Home World Huge archaeology breakthrough as world’s oldest cave art uncovered at 51,000-years-old

Huge archaeology breakthrough as world’s oldest cave art uncovered at 51,000-years-old


The world’s oldest cave art has been uncovered in the Indonesian Islands of Sulawesi by Australian and Indonesian scientists, showing an incredible 51,200-year-old painting of a wild pig and three human-like figures.

The art is thought to be over 5,000 years older than the previous oldest cave art.

Such a discovery has dramatically altered the perceived time that modern humans first showed the capacity for creative thought, and, according to Professor Maxime Aubert from Griffith University in Australia, would change ideas about human evolution.

“The painting tells a complex story. It is the oldest evidence we have for storytelling,” Prof Aubert told the BBC. “It shows that humans at the time had the capacity to think in abstract terms.”

The painting shows a pig, mouth open, and at least three human-like figures, the largest of which has both arms extended and appears to be holding a rod. The second, standing in front of the pig, also seems to be holding a stick which may be in contact with the pig’s throat.

The last appears to be upside down with its legs facing up and slayed outwards. It has one hand reaching towards the pig’s head.

It was found in a limestone cave of Leang Karampuang in the Maros-Pangkep region of South Sulawesi and shows representational art – an abstract depiction of the world around those who painted it.

The team was led by an Indonesian rock art specialist from the National Research and Innovation Agency (BTIN), Adhi Agus Oktaviana in Jakarta. He said that such storytelling has been a crucial part of early human culture in Indonesia from a very early point in time.

“Humans have probably been telling stories for much longer than 51,200 years, but as words do not fossilise we can only go by indirect proxies like depictions of scenes in art – and the Sulawesi art is now the oldest such evidence by far that is known to archaeology,” he said.

The first evidence for drawing, consisting of geometric patterns, was found on rocks in the Blombos Caves in southern Africa and dates back to between 75,000 to 100,000 years ago.

The new painting represents an evolution in the thought processes of our species that gave rise to art and science.

The findings were published on Wednesday, July 3 in the journal Nature.

Dr Henry Gee, senior editor of the journal, asked what triggered this awakening of the human mind: “Something seems to have happened about 50,0000 years ago, shortly after which all other species of human such as Neanderthals and the so-called “Hobbit” died out.

“It is very romantic to think that at some point in that time something happened in the human brain, but I think it is more likely that there are even earlier examples of representational art.”

Similarly, Chris Stringer from the National History Museum in London believes that there may be undiscovered examples of ancient representational art in Africa, where modern humans first evolved.

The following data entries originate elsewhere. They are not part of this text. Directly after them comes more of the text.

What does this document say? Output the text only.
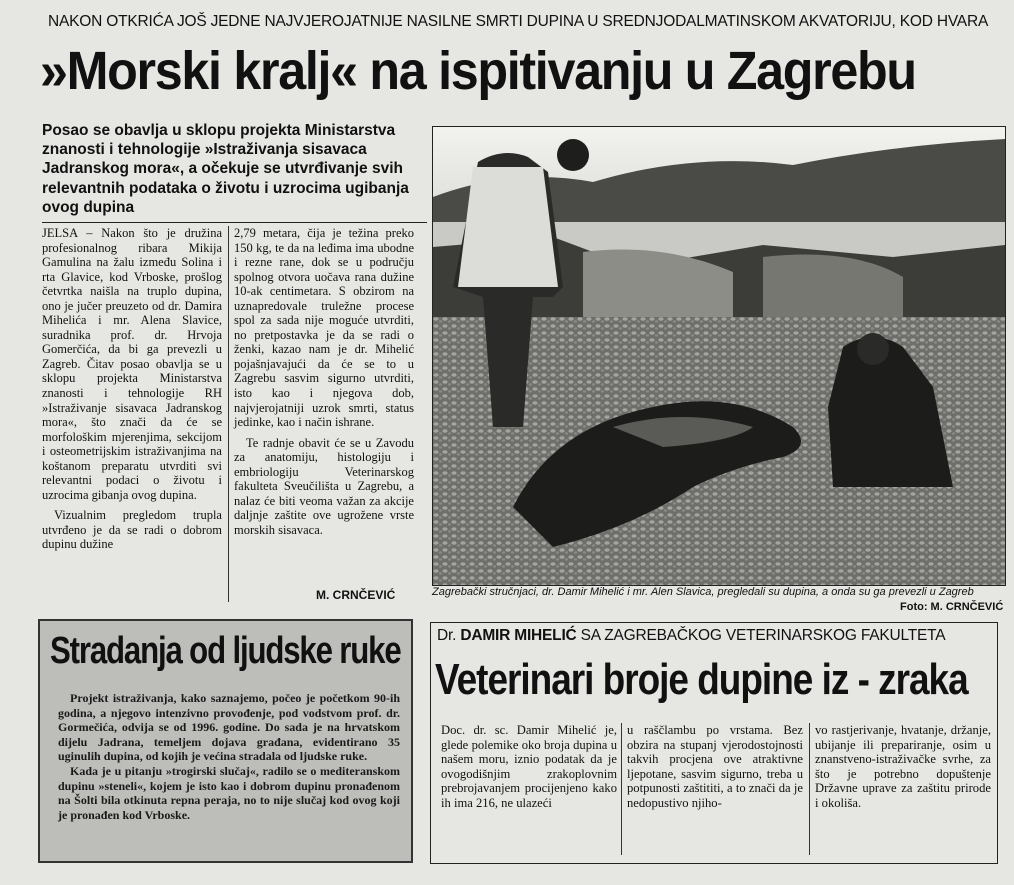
NAKON OTKRIĆA JOŠ JEDNE NAJVJEROJATNIJE NASILNE SMRTI DUPINA U SREDNJODALMATINSKOM AKVATORIJU, KOD HVARA
»Morski kralj« na ispitivanju u Zagrebu
Posao se obavlja u sklopu projekta Ministarstva znanosti i tehnologije »Istraživanja sisavaca Jadranskog mora«, a očekuje se utvrđivanje svih relevantnih podataka o životu i uzrocima ugibanja ovog dupina

JELSA – Nakon što je družina profesionalnog ribara Mikija Gamulina na žalu između Solina i rta Glavice, kod Vrboske, prošlog četvrtka naišla na truplo dupina, ono je jučer preuzeto od dr. Damira Mihelića i mr. Alena Slavice, suradnika prof. dr. Hrvoja Gomerčića, da bi ga prevezli u Zagreb. Čitav posao obavlja se u sklopu projekta Ministarstva znanosti i tehnologije RH »Istraživanje sisavaca Jadranskog mora«, što znači da će se morfološkim mjerenjima, sekcijom i osteometrijskim istraživanjima na koštanom preparatu utvrditi svi relevantni podaci o životu i uzrocima gibanja ovog dupina.

Vizualnim pregledom trupla utvrđeno je da se radi o dobrom dupinu dužine

2,79 metara, čija je težina preko 150 kg, te da na leđima ima ubodne i rezne rane, dok se u području spolnog otvora uočava rana dužine 10-ak centimetara. S obzirom na uznapredovale truležne procese spol za sada nije moguće utvrditi, no pretpostavka je da se radi o ženki, kazao nam je dr. Mihelić pojašnjavajući da će se to u Zagrebu sasvim sigurno utvrditi, isto kao i njegova dob, najvjerojatniji uzrok smrti, status jedinke, kao i način ishrane.

Te radnje obavit će se u Zavodu za anatomiju, histologiju i embriologiju Veterinarskog fakulteta Sveučilišta u Zagrebu, a nalaz će biti veoma važan za akcije daljnje zaštite ove ugrožene vrste morskih sisavaca.

M. CRNČEVIĆ	Zagrebački stručnjaci, dr. Damir Mihelić i mr. Alen Slavica, pregledali su dupina, a onda su ga prevezli u Zagreb
Foto: M. CRNČEVIĆ
Stradanja od ljudske ruke

Projekt istraživanja, kako saznajemo, počeo je početkom 90-ih godina, a njegovo intenzivno provođenje, pod vodstvom prof. dr. Gormečića, odvija se od 1996. godine. Do sada je na hrvatskom dijelu Jadrana, temeljem dojava građana, evidentirano 35 uginulih dupina, od kojih je većina stradala od ljudske ruke.

Kada je u pitanju »trogirski slučaj«, radilo se o mediteranskom dupinu »steneli«, kojem je isto kao i dobrom dupinu pronađenom na Šolti bila otkinuta repna peraja, no to nije slučaj kod ovog koji je pronađen kod Vrboske.

Dr. DAMIR MIHELIĆ SA ZAGREBAČKOG VETERINARSKOG FAKULTETA
Veterinari broje dupine iz - zraka
Doc. dr. sc. Damir Mihelić je, glede polemike oko broja dupina u našem moru, iznio podatak da je ovogodišnjim zrakoplovnim prebrojavanjem procijenjeno kako ih ima 216, ne ulazeći
u raščlambu po vrstama. Bez obzira na stupanj vjerodostojnosti takvih procjena ove atraktivne ljepotane, sasvim sigurno, treba u potpunosti zaštititi, a to znači da je nedopustivo njiho-
vo rastjerivanje, hvatanje, držanje, ubijanje ili prepariranje, osim u znanstveno-istraživačke svrhe, za što je potrebno dopuštenje Državne uprave za zaštitu prirode i okoliša.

“This find reinforces the idea that representational art was first produced in Africa, before 50,000 years ago, and the concept spread as our species spread.

“If that is true, much new supporting evidence from other areas including Africa has yet to emerge. Obviously this oldest date is work on one panel at one site – hopefully, more dating will be done at more sites to confirm this apparently crucial finding”.

Previous techniques for dating paintings used carbon-dating small samples of cave “popcorn” – calcite clusters that have accumulated over thousands of years.

However, a new method involving cutting even smaller amounts of the art using a laser enabled researchers to study different parts of the artwork in greater detail and provide a more accurate dating. By taking smaller samples, the archaeologists gain a higher resolution of the age distribution of calcite and minimise the damage made to the artwork.

It is expected that many sites home to cave art across the world will be re-assessed with the new method and may result in the pushing back of the emergence of representational art.

“It really changes the way we do the dating on record, and it can be applied to other records as well,” study co-author Renaud Joannes-Boyau, a geochronologist at Southern Cross University in Australia, said, according to Live Science.

Until a decade ago, the only evidence of ancient cave art had been found in places including Spain and Southern France, leading some to believe that the creative explosion that led to art and science we know today began in the European continent.

However, the discovery of outlines of human hands in South Sulawesi in 2014 destroyed that view.

In November 2018, scientists discovered the then oldest representational artwork of an unknown animal, thought to be more than 40,000 years old, in the cave of Lubang Jeriji Saléh on the Indonesian Island of Borneo.

Professor Adam Brumm, also from Griffith University, said that the latest art discoveries cast new light on the important role of storytelling in the history of art.

“It is noteworthy that the oldest cave art we have found in Sulawesi thus far consists of recognisable scenes: that is, paintings that depict humans and animals interacting in such a way that we can infer the artist intended to communicate a narrative of some kind – a story,” he said.